Filovirus Laboratory, INSERM U758, Human Virology Department, Claude Bernard Université Lyon 1, Ecole Normale Supérieure de Lyon, Lyon, France.
J Infect Dis. 2011 Nov;204 Suppl 3:S884-91. doi: 10.1093/infdis/jir359.
The matrix protein VP40 is essential for Ebola virus (EBOV) and Marburg virus assembly and budding at the plasma membrane. In this study we have investigated the effect of single amino acid substitutions in a conserved proline-rich region of the EBOV VP40 located in the carboxy-terminal part of the protein. We demonstrate that substitutions within this region result in an alteration of intracellular VP40 localization and also cause a reduction or a complete block of virus-like particle budding, a benchmark of VP40 function. Furthermore, some mutated VP40s revealed an enhanced binding with cellular Sec24C, a part of the coat protein complex II (COPII) vesicular transport system. Analysis of the 3-dimensional structure of VP40 revealed the spatial proximity of the proline-rich region and an earlier identified site of interaction with Sec24C, thus allowing us to hypothesize that the altered intracellular localization of the VP40 mutants is a consequence of defects in their interaction with COPII-mediated vesicular transport.

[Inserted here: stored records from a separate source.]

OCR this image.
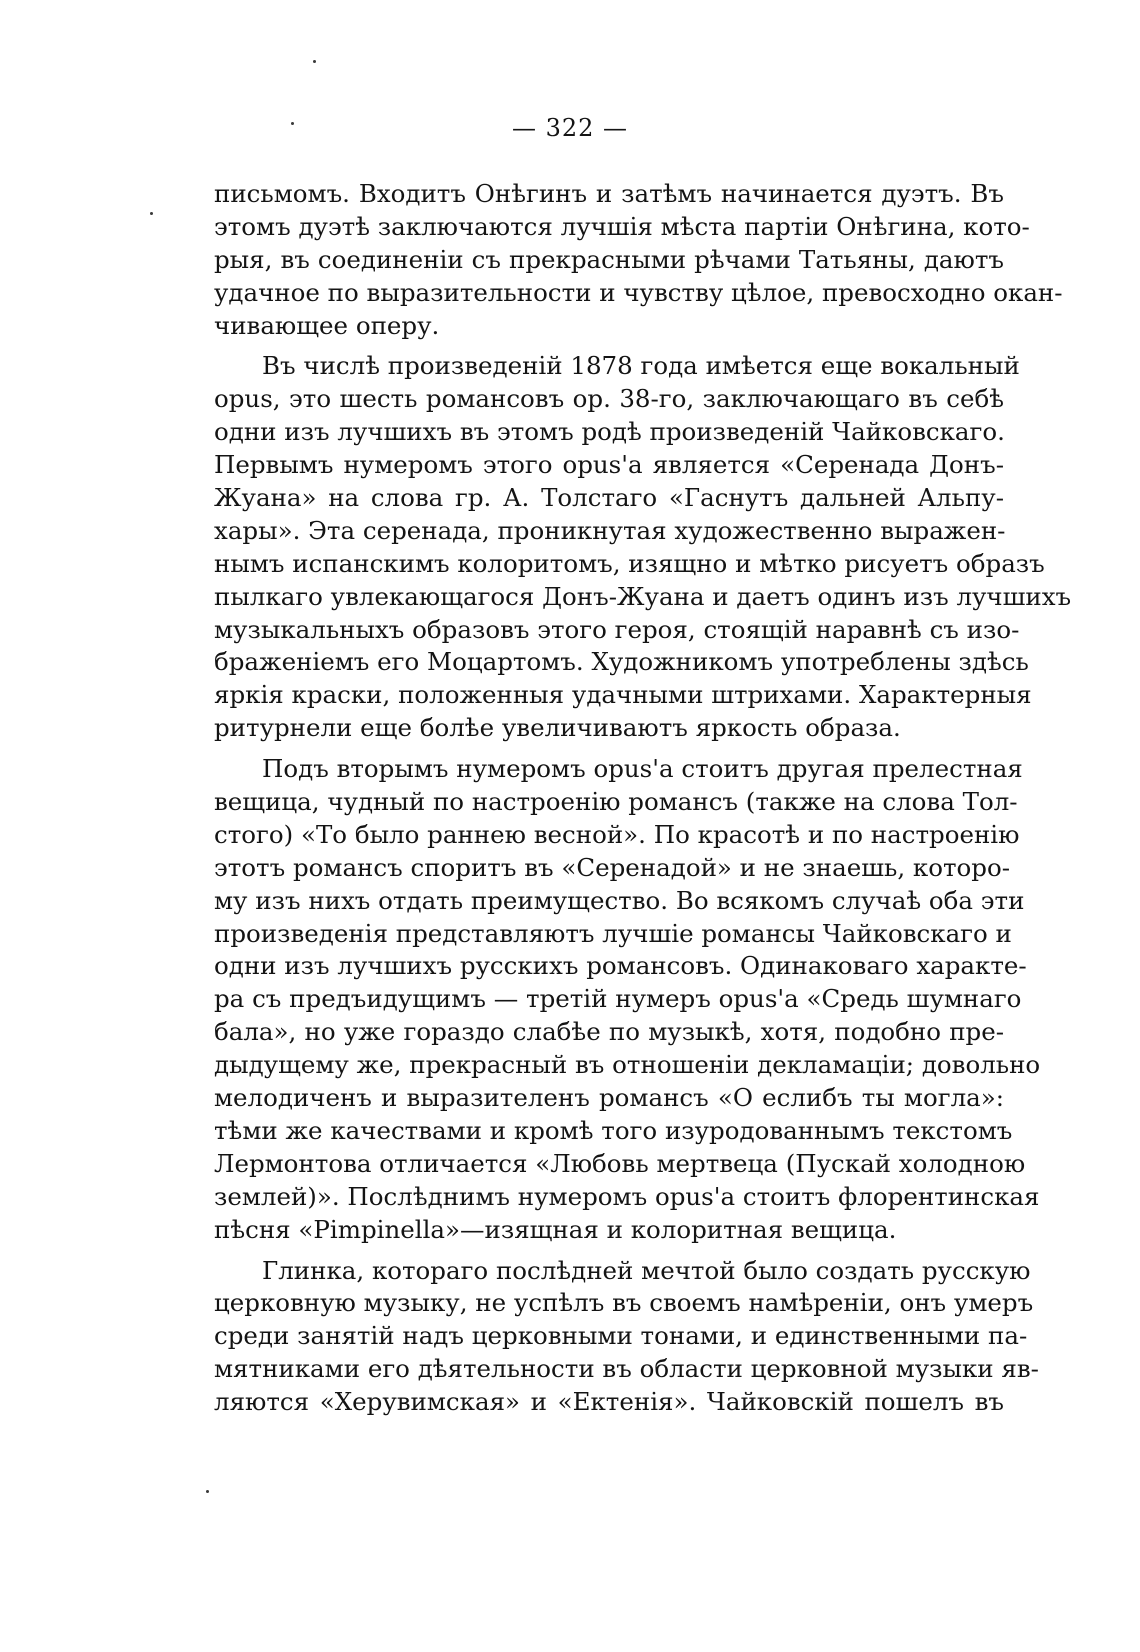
— 322 —
письмомъ. Входитъ Онѣгинъ и затѣмъ начинается дуэтъ. Въ
этомъ дуэтѣ заключаются лучшія мѣста партіи Онѣгина, кото-
рыя, въ соединеніи съ прекрасными рѣчами Татьяны, даютъ
удачное по выразительности и чувству цѣлое, превосходно окан-
чивающее оперу.
Въ числѣ произведеній 1878 года имѣется еще вокальный
opus, это шесть романсовъ ор. 38-го, заключающаго въ себѣ
одни изъ лучшихъ въ этомъ родѣ произведеній Чайковскаго.
Первымъ нумеромъ этого opus'а является «Серенада Донъ-
Жуана» на слова гр. А. Толстаго «Гаснутъ дальней Альпу-
хары». Эта серенада, проникнутая художественно выражен-
нымъ испанскимъ колоритомъ, изящно и мѣтко рисуетъ образъ
пылкаго увлекающагося Донъ-Жуана и даетъ одинъ изъ лучшихъ
музыкальныхъ образовъ этого героя, стоящій наравнѣ съ изо-
браженіемъ его Моцартомъ. Художникомъ употреблены здѣсь
яркія краски, положенныя удачными штрихами. Характерныя
ритурнели еще болѣе увеличиваютъ яркость образа.
Подъ вторымъ нумеромъ opus'а стоитъ другая прелестная
вещица, чудный по настроенію романсъ (также на слова Тол-
стого) «То было раннею весной». По красотѣ и по настроенію
этотъ романсъ споритъ въ «Серенадой» и не знаешь, которо-
му изъ нихъ отдать преимущество. Во всякомъ случаѣ оба эти
произведенія представляютъ лучшіе романсы Чайковскаго и
одни изъ лучшихъ русскихъ романсовъ. Одинаковаго характе-
ра съ предъидущимъ — третій нумеръ opus'а «Средь шумнаго
бала», но уже гораздо слабѣе по музыкѣ, хотя, подобно пре-
дыдущему же, прекрасный въ отношеніи декламаціи; довольно
мелодиченъ и выразителенъ романсъ «О еслибъ ты могла»:
тѣми же качествами и кромѣ того изуродованнымъ текстомъ
Лермонтова отличается «Любовь мертвеца (Пускай холодною
землей)». Послѣднимъ нумеромъ opus'а стоитъ флорентинская
пѣсня «Pimpinella»—изящная и колоритная вещица.
Глинка, котораго послѣдней мечтой было создать русскую
церковную музыку, не успѣлъ въ своемъ намѣреніи, онъ умеръ
среди занятій надъ церковными тонами, и единственными па-
мятниками его дѣятельности въ области церковной музыки яв-
ляются «Херувимская» и «Ектенія». Чайковскій пошелъ въ
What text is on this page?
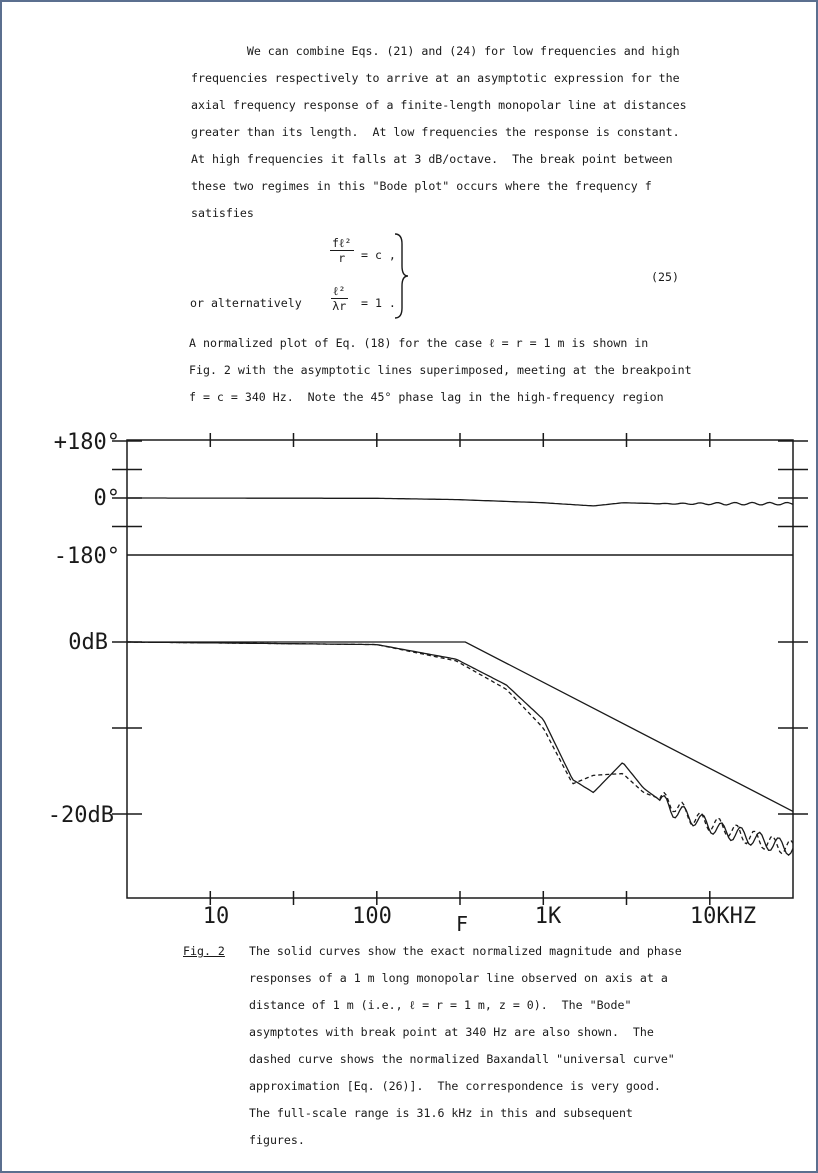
We can combine Eqs. (21) and (24) for low frequencies and high
frequencies respectively to arrive at an asymptotic expression for the
axial frequency response of a finite-length monopolar line at distances
greater than its length.  At low frequencies the response is constant.
At high frequencies it falls at 3 dB/octave.  The break point between
these two regimes in this "Bode plot" occurs where the frequency f
satisfies
fℓ²
r	= c ,
or alternatively
ℓ²
λr = 1 .
(25)
A normalized plot of Eq. (18) for the case ℓ = r = 1 m is shown in
Fig. 2 with the asymptotic lines superimposed, meeting at the breakpoint
f = c = 340 Hz.  Note the 45° phase lag in the high-frequency region
+180°
0°
-180°
0dB
-20dB
10	100	1K	10KHZ
F
Fig. 2 The solid curves show the exact normalized magnitude and phase
responses of a 1 m long monopolar line observed on axis at a
distance of 1 m (i.e., ℓ = r = 1 m, z = 0).  The "Bode"
asymptotes with break point at 340 Hz are also shown.  The
dashed curve shows the normalized Baxandall "universal curve"
approximation [Eq. (26)].  The correspondence is very good.
The full-scale range is 31.6 kHz in this and subsequent
figures.
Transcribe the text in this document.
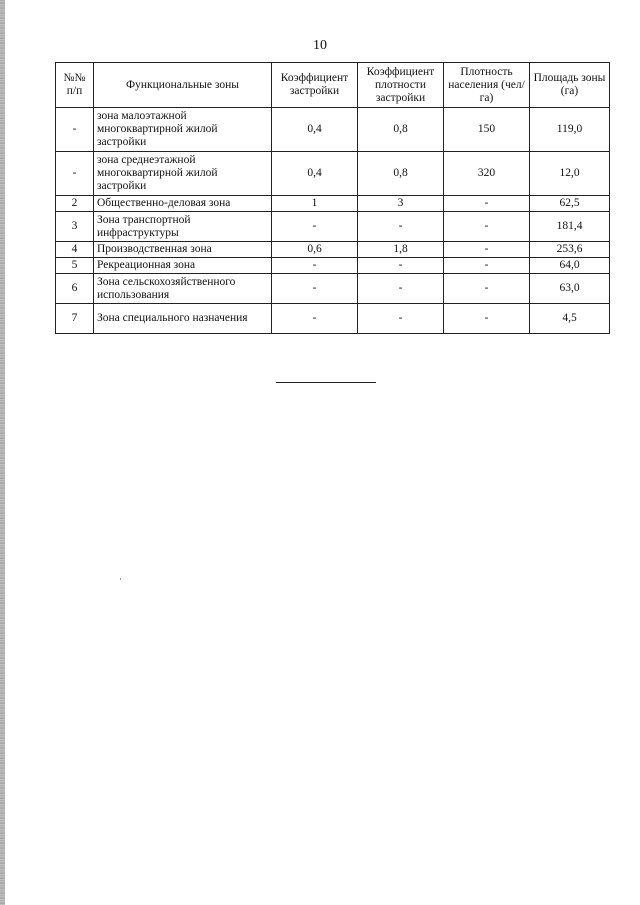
10
№№ п/п	Функциональные зоны	Коэффициент застройки	Коэффициент плотности застройки	Плотность населения (чел/га)	Площадь зоны (га)
-	зона малоэтажной многоквартирной жилой застройки	0,4	0,8	150	119,0
-	зона среднеэтажной многоквартирной жилой застройки	0,4	0,8	320	12,0
2	Общественно-деловая зона	1	3	-	62,5
3	Зона транспортной инфраструктуры	-	-	-	181,4
4	Производственная зона	0,6	1,8	-	253,6
5	Рекреационная зона	-	-	-	64,0
6	Зона сельскохозяйственного использования	-	-	-	63,0
7	Зона специального назначения	-	-	-	4,5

基质蛋白 VP40 对于埃博拉病毒(EBOV)和马尔堡病毒在质膜处的组装和出芽是必需的。在这项研究中,我们研究了位于蛋白质羧基端的 EBOV VP40 保守脯氨酸丰富区单个氨基酸取代的影响。我们证明,该区域内的取代导致细胞内 VP40 定位的改变,并且还导致病毒样颗粒出芽的减少或完全阻断,这是 VP40 功能的一个基准。此外,一些突变的 VP40 与细胞 Sec24C 的结合增强,Sec24C 是衣壳蛋白复合物 II(COPII)囊泡运输系统的一部分。VP40 的三维结构分析揭示了富含脯氨酸的区域与先前鉴定的与 Sec24C 相互作用位点的空间接近性,从而使我们假设 VP40 突变体的细胞内定位改变是其与 COPII 介导的囊泡运输相互作用缺陷的结果。